Stacked Pyramid Chart
I occasionally read the Dashboards by Example blog, although I feel that it lacks any critical assessment of the dashboards it presents. For example, the Dashboard Spy (as the author of Dashboards by Example calls himself) had this to say about UberBI:
“With design deliverables like these examples, they certainly have a grasp of what it takes to design a slick looking dashboard.”
It’s slick looking, all right, if less than efficient and accurate in actually displaying data. One of the commenters added:
“Eye candy is definitely needed on BI dashboard projects whether you like it or not. […] I know you will argue, but believe me that the average user will not care if the blocks are not accurate to their values.”
Wow, it’s hard to argue with such a knowledgeable and outspoken consumer of business graphics. I was going to do a counter-review of UberBI, because I felt it was exclusively an exercise in high fructose eye candy. But I decided a discussion of the above stacked pyramid chart would be a better use of my time.

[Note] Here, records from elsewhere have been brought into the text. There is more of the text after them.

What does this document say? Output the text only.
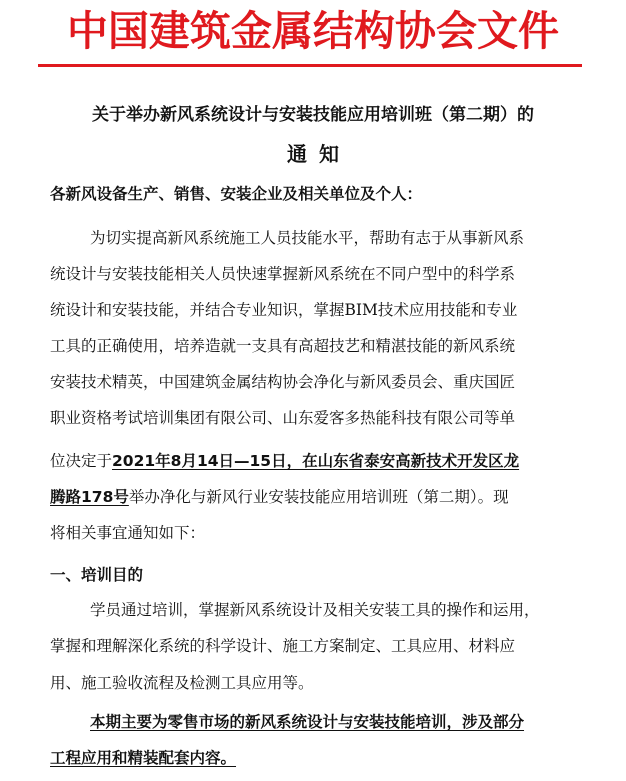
中国建筑金属结构协会文件
关于举办新风系统设计与安装技能应用培训班（第二期）的
通知
各新风设备生产、销售、安装企业及相关单位及个人：
为切实提高新风系统施工人员技能水平，帮助有志于从事新风系
统设计与安装技能相关人员快速掌握新风系统在不同户型中的科学系
统设计和安装技能，并结合专业知识，掌握BIM技术应用技能和专业
工具的正确使用，培养造就一支具有高超技艺和精湛技能的新风系统
安装技术精英，中国建筑金属结构协会净化与新风委员会、重庆国匠
职业资格考试培训集团有限公司、山东爱客多热能科技有限公司等单
位决定于2021年8月14日—15日，在山东省泰安高新技术开发区龙
腾路178号举办净化与新风行业安装技能应用培训班（第二期）。现
将相关事宜通知如下：
一、培训目的
学员通过培训，掌握新风系统设计及相关安装工具的操作和运用，
掌握和理解深化系统的科学设计、施工方案制定、工具应用、材料应
用、施工验收流程及检测工具应用等。
本期主要为零售市场的新风系统设计与安装技能培训，涉及部分
工程应用和精装配套内容。
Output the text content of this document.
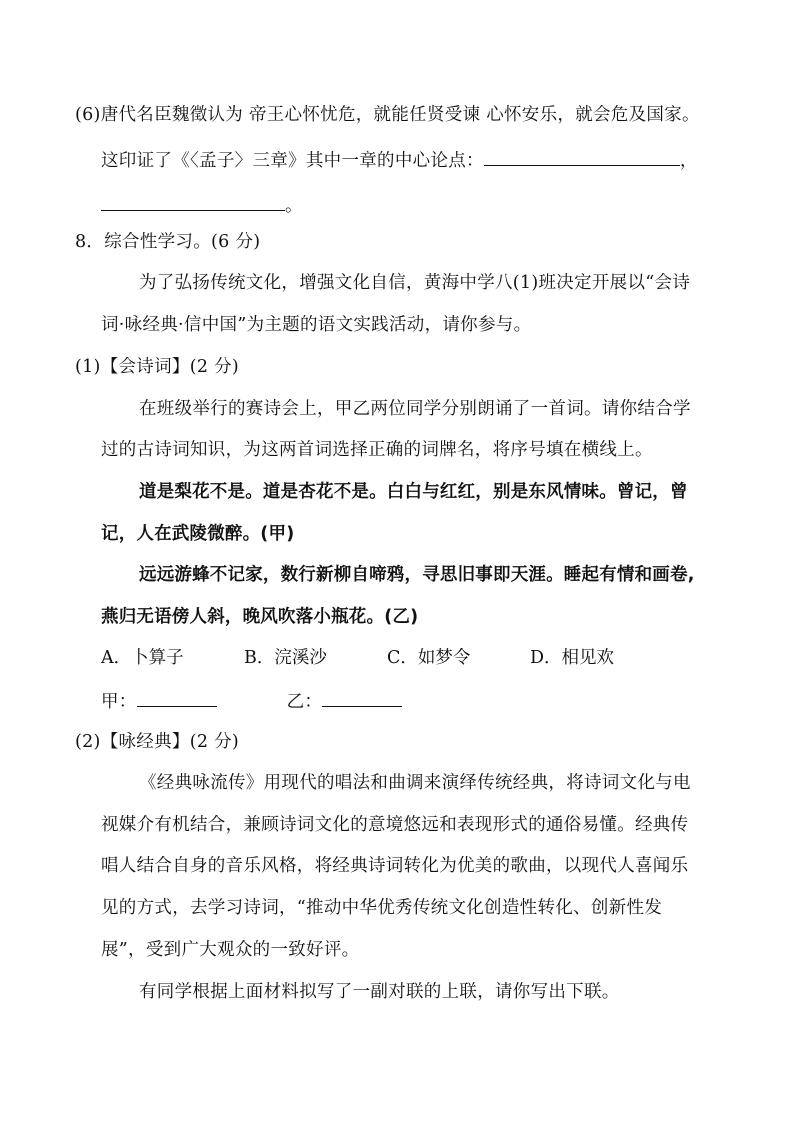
(6)唐代名臣魏徵认为 帝王心怀忧危，就能任贤受谏 心怀安乐，就会危及国家。
这印证了《〈孟子〉三章》其中一章的中心论点：	，
。
8．综合性学习。(6 分)
为了弘扬传统文化，增强文化自信，黄海中学八(1)班决定开展以“会诗
词·咏经典·信中国”为主题的语文实践活动，请你参与。
(1)【会诗词】(2 分)
在班级举行的赛诗会上，甲乙两位同学分别朗诵了一首词。请你结合学
过的古诗词知识，为这两首词选择正确的词牌名，将序号填在横线上。
道是梨花不是。道是杏花不是。白白与红红，别是东风情味。曾记，曾
记，人在武陵微醉。(甲)
远远游蜂不记家，数行新柳自啼鸦，寻思旧事即天涯。睡起有情和画卷,
燕归无语傍人斜，晚风吹落小瓶花。(乙)
A．卜算子	B．浣溪沙	C．如梦令	D．相见欢
甲：	乙：
(2)【咏经典】(2 分)
《经典咏流传》用现代的唱法和曲调来演绎传统经典，将诗词文化与电
视媒介有机结合，兼顾诗词文化的意境悠远和表现形式的通俗易懂。经典传
唱人结合自身的音乐风格，将经典诗词转化为优美的歌曲，以现代人喜闻乐
见的方式，去学习诗词，“推动中华优秀传统文化创造性转化、创新性发
展”，受到广大观众的一致好评。
有同学根据上面材料拟写了一副对联的上联，请你写出下联。
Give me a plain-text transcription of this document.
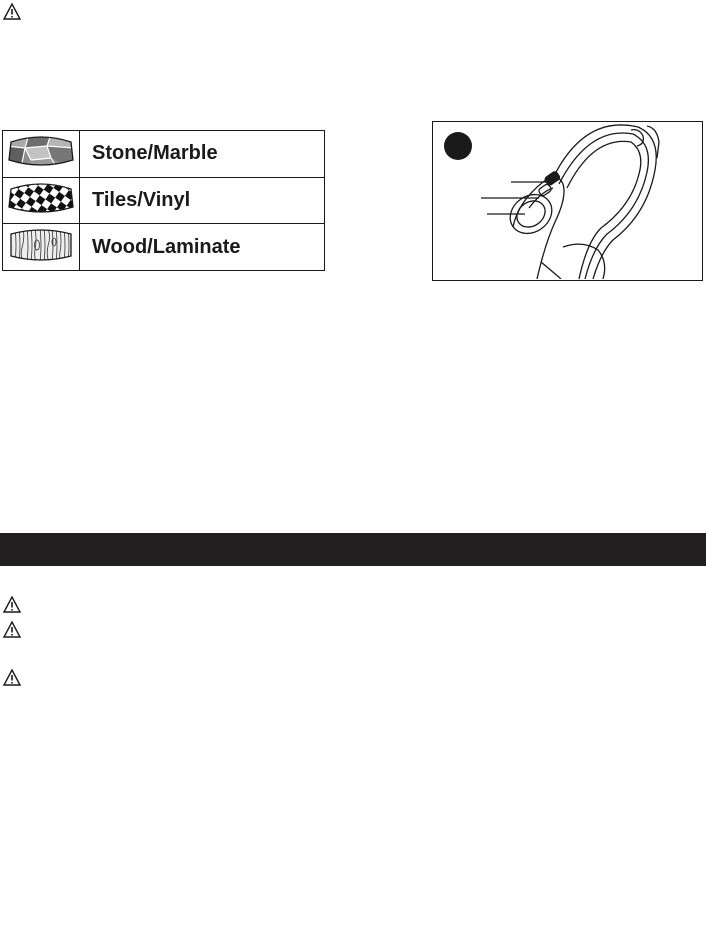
	Stone/Marble
	Tiles/Vinyl
	Wood/Laminate
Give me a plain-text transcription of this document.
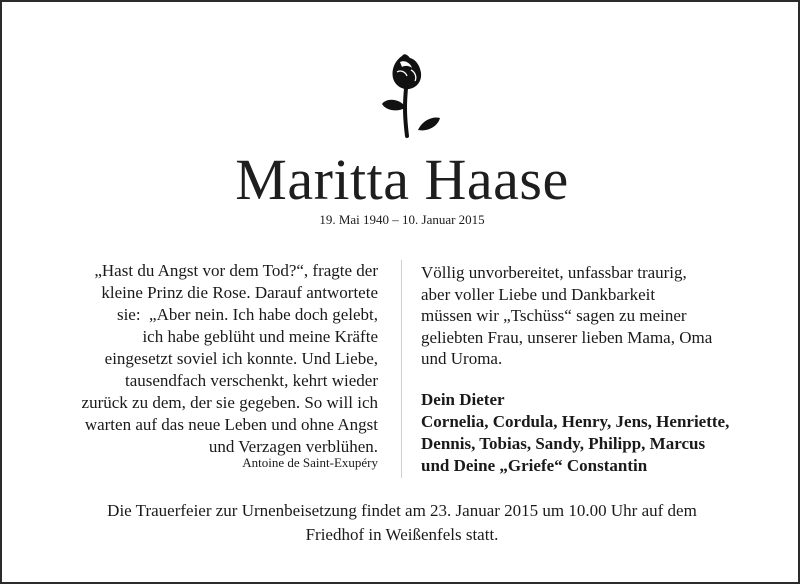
Maritta Haase
19. Mai 1940 – 10. Januar 2015

„Hast du Angst vor dem Tod?“, fragte der

kleine Prinz die Rose. Darauf antwortete

sie:  „Aber nein. Ich habe doch gelebt,

ich habe geblüht und meine Kräfte

eingesetzt soviel ich konnte. Und Liebe,

tausendfach verschenkt, kehrt wieder

zurück zu dem, der sie gegeben. So will ich

warten auf das neue Leben und ohne Angst

und Verzagen verblühen.

Antoine de Saint-Exupéry

Völlig unvorbereitet, unfassbar traurig,

aber voller Liebe und Dankbarkeit

müssen wir „Tschüss“ sagen zu meiner

geliebten Frau, unserer lieben Mama, Oma

und Uroma.

Dein Dieter

Cornelia, Cordula, Henry, Jens, Henriette,

Dennis, Tobias, Sandy, Philipp, Marcus

und Deine „Griefe“ Constantin

Die Trauerfeier zur Urnenbeisetzung findet am 23. Januar 2015 um 10.00 Uhr auf dem

Friedhof in Weißenfels statt.
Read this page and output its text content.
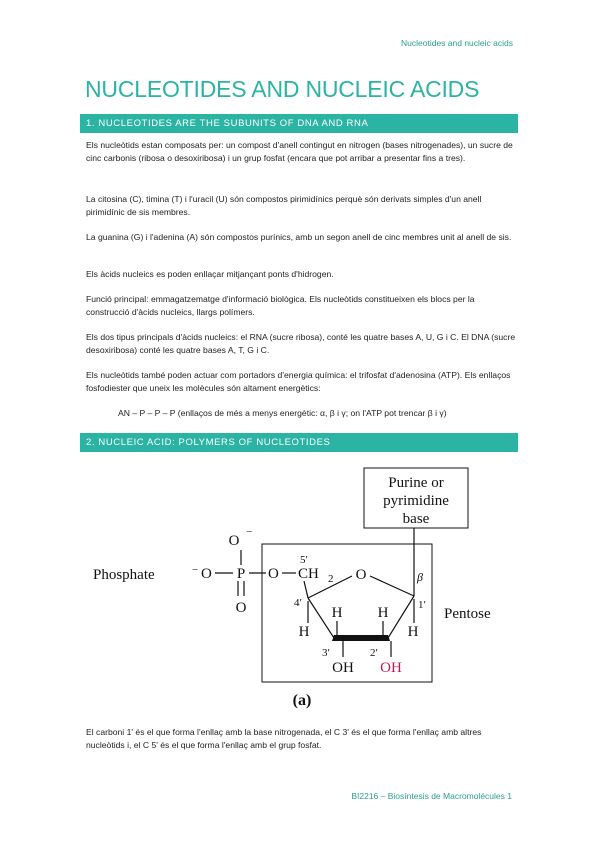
Nucleotides and nucleic acids
NUCLEOTIDES AND NUCLEIC ACIDS
1. NUCLEOTIDES ARE THE SUBUNITS OF DNA AND RNA
Els nucleòtids estan composats per: un compost d'anell contingut en nitrogen (bases nitrogenades), un sucre de cinc carbonis (ribosa o desoxiribosa) i un grup fosfat (encara que pot arribar a presentar fins a tres).
La citosina (C), timina (T) i l'uracil (U) són compostos pirimidínics perquè són derivats simples d'un anell pirimidínic de sis membres.
La guanina (G) i l'adenina (A) són compostos purínics, amb un segon anell de cinc membres unit al anell de sis.
Els àcids nucleics es poden enllaçar mitjançant ponts d'hidrogen.
Funció principal: emmagatzematge d'informació biològica. Els nucleòtids constitueixen els blocs per la construcció d'àcids nucleics, llargs polímers.
Els dos tipus principals d'àcids nucleics: el RNA (sucre ribosa), conté les quatre bases A, U, G i C. El DNA (sucre desoxiribosa) conté les quatre bases A, T, G i C.
Els nucleòtids també poden actuar com portadors d'energia química: el trifosfat d'adenosina (ATP). Els enllaços fosfodiester que uneix les molècules són altament energètics:
AN – P – P – P (enllaços de més a menys energètic: α, β i γ; on l'ATP pot trencar β i γ)
2. NUCLEIC ACID: POLYMERS OF NUCLEOTIDES
Purine or
pyrimidine
base
Phosphate
Pentose
O
−
− O P O
O
5′
CH 2 O	β
4′	1′
3′	2′
H H
H	H
OH OH
(a)
El carboni 1' és el que forma l'enllaç amb la base nitrogenada, el C 3' és el que forma l'enllaç amb altres nucleòtids i, el C 5' és el que forma l'enllaç amb el grup fosfat.
BI2216 – Biosíntesis de Macromolécules 1
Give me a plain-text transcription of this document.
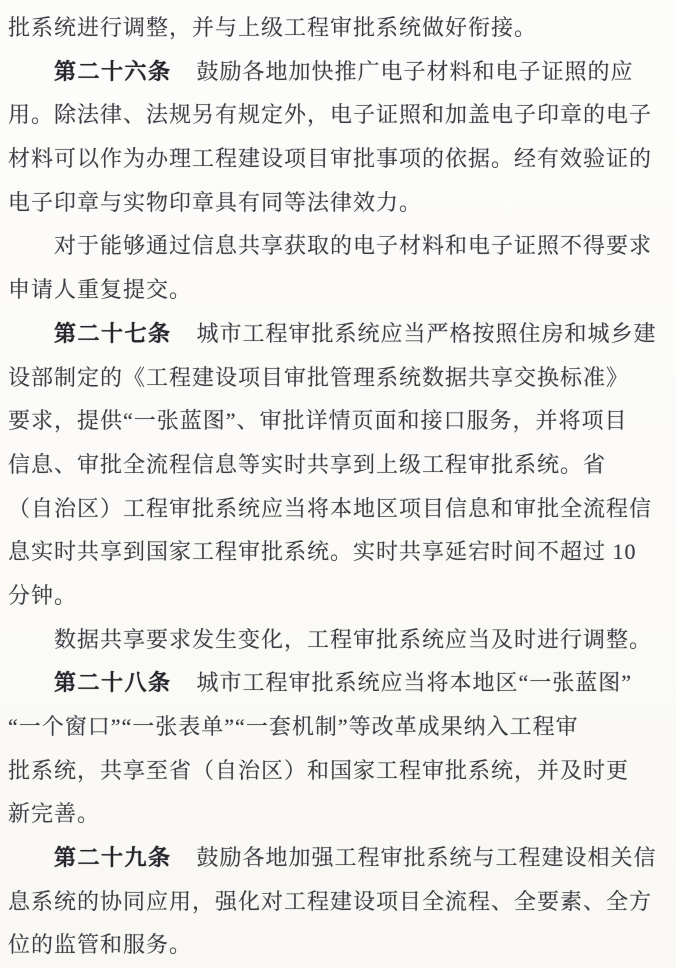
批系统进行调整，并与上级工程审批系统做好衔接。
第二十六条 鼓励各地加快推广电子材料和电子证照的应
用。除法律、法规另有规定外，电子证照和加盖电子印章的电子
材料可以作为办理工程建设项目审批事项的依据。经有效验证的
电子印章与实物印章具有同等法律效力。
对于能够通过信息共享获取的电子材料和电子证照不得要求
申请人重复提交。
第二十七条 城市工程审批系统应当严格按照住房和城乡建
设部制定的《工程建设项目审批管理系统数据共享交换标准》
要求，提供“一张蓝图”、审批详情页面和接口服务，并将项目
信息、审批全流程信息等实时共享到上级工程审批系统。省
（自治区）工程审批系统应当将本地区项目信息和审批全流程信
息实时共享到国家工程审批系统。实时共享延宕时间不超过 10
分钟。
数据共享要求发生变化，工程审批系统应当及时进行调整。
第二十八条 城市工程审批系统应当将本地区“一张蓝图”
“一个窗口”“一张表单”“一套机制”等改革成果纳入工程审
批系统，共享至省（自治区）和国家工程审批系统，并及时更
新完善。
第二十九条 鼓励各地加强工程审批系统与工程建设相关信
息系统的协同应用，强化对工程建设项目全流程、全要素、全方
位的监管和服务。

Let’s take a look at the chart. Looks nice, only four data points, so it’s not too cluttered. The colors are nice too, so I’ll borrow them for my examples. There’s a thin but wide orange (peach?) layer at the bottom, a thick green layer above that, a smaller yellow layer above that, and a relatively small blue cap. It’s nice enough until you study the numbers in the data labels. The small blue cap is the largest value in the pile, and the two mismatched chunks in the middle are nearly equal in value, despite the yellow piece being apparently much smaller.
Although the most obvious dimensional property of each block of the pyramid is its apparent volume, the value conveyed by each block is its thickness, regardless of its area in the other two dimensions. The thickness isn’t even very effective at conveying value: no matter how much I stare at the blue piece on top, it appears as thick as the two middle blocks. If I print out the chart and measure the dimensions of the segments, I can verify that the thickness does scale with the value. But visually it is impossible to see. Even if I flatten the pyramid into a 2D view, the area of each section overwhelms the perception of its thickness.
“Flat” Stacked Pyramid Chart
A stacked column chart improves on the pyramid, because the widths of all sections are the same, and the area of each section is directly proportional to its thickness. The blue “Bikes” series is obviously the largest. Stacking the columns this way makes it hard to compare similar values, but clustering them side by side in a column or a bar chart makes all comparisons easy. Use a horizontal orientation to keep labels horizontal (easier to read).
Stacked Column (left) and Clustered Bar (right) Charts
Another problem with many “dashboard” graphics, including the UberBI stacked pyramid and the many dials that grace the UberBI dashboard, is that they only show one point in time. The pyramid allows you to view a selected month, but you cannot see them all at once and cannot assess any trends in the values.
Below is a single chart which requires less space than the stacked pyramid, yet shows data for an arbitrary number of periods. Nothing fancy, no scrumptious eye candy, no sexy 3D effects, just the data. Hey, it’s a line chart! Anyone can make a line chart, even if they don’t have a fancy BI graphics package.
Boring Old Line Chart
The line chart has several advantages over the pyramid chart. First, it shows data magnitudes clearly: values are encoded by a data point’s position along an axis, not by a difficult judgment of the point’s thickness, area, or volume. Second, it shows the trends of the values over time in a single view, without having to switch from one time period to another. Third, it’s clean and fits into a smaller space than the pyramid chart, with no loss of detail.